Further news and articles on the Ground Zero Mosque can be found on the Answering Muslims blog.


4 Responses to “The Cordoba Mosque in New York – “A Symbol of the Islamic Conquest of Christian Lands””

  1. 1 BL

    As a Jew, I can tell you I feel the same way, I am an American first, a Jew second.
    If I ever met a Jew who spoke of persecuting Christians or Muslims or toppling our government,
    I’d tell them to go back to Israel and stay there. I don’t wish any ill against Israel, don’t think
    I am going down that path, it’s more a matter of stating that people should come to America
    to be free, not to impose their will on others. Leave that behind when you come here,
    that’s the foundation of the USA. I welcome all Muslims to live here and build mosques, but
    learn why this country was founded and either accept it or don’t live here.

    And given that appearances do count, building a mosque in such a spot, with such a name
    is clearly showing lack of sensitivity to American principles, at best, an act of war on America at worst.
    Given the location of the proposed building is supposedly going to contain a gym and swimming
    pool, and it is to be located in a area that is primarily not residential, seems like there is a hidden agenda
    (maybe not hidden given the name of the building). I’d not bring my family to downtown Manhattan
    just to go for a swim… Community center is a great thing, but why not near a community ?

    Peace

  2. 2 George Nilsen

    There is no better reply to those who favor the Cordoba Mosque being built at its proposed location than to say “This will be more than the nose of the camel under the tent of America. It will be the whole camel except perhaps its tail, and fatyah will ride smooth-shod over our American Constitution, making it a desert of heat and sand hostile to liberty.

  3. 3 n smith

    i dont no how tue this is but my be worth researching
    In Spain … at Sevilla

    Some local people found a way to stop the construction of another mosque in their town.

    They buried a Pig on the site, making sure this would be reported by the local press.

    The Islamic superstitions forbid erecting a Mosque on “Pig soiled ground”.

    The moslems had to cancel the project … this land was sold to them by government officials.

    No protests were needed by the local people … and It worked!

    En Espagne, ils ne sont pas bêtes, ils ont trouvé une solution !!!

  4. 4 Bernice Wittwer

    Thank you so much for publishing such a well researched and honest article. It is a sad state of affairs that when people speak out against the building of the proposed mosque, they are so quickly labeled as ‘intolerant, racist, bigoted, hate monger’ etcetera.
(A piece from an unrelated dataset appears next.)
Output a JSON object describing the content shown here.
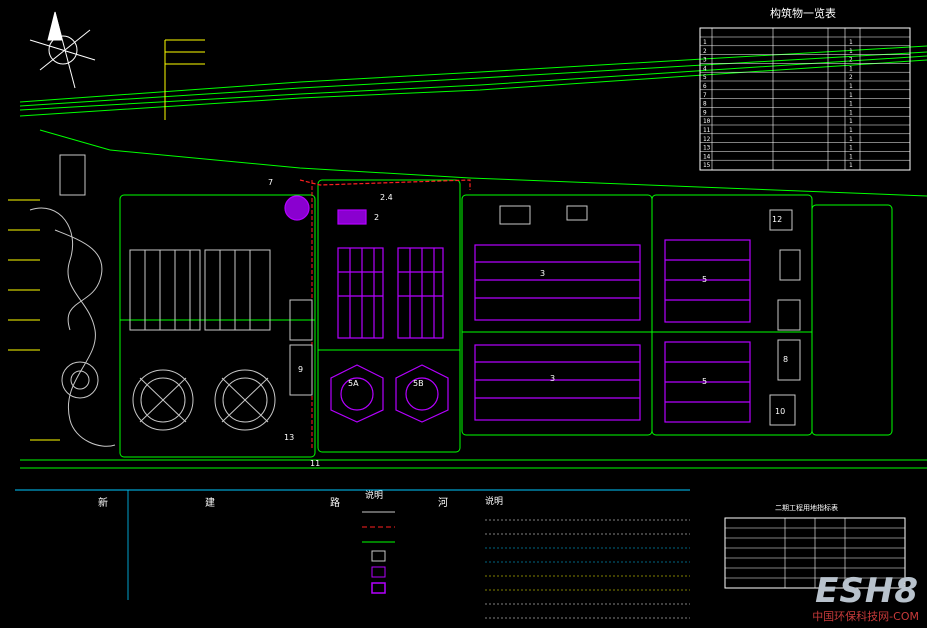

There is so much talk about Americans needing to be sensitive to the cultural and religious beliefs of others and yet where is the sensitivity toward Americans and their beliefs, religious values and emotions associated with the attack of September 11, 2001?

    Before you decide to lambast me as being religiously intolerant allow me to inform you that I have Muslim friends and neighbors that I both admire and frequently go out with. I have a problem with radicals that want to destroy my way of life.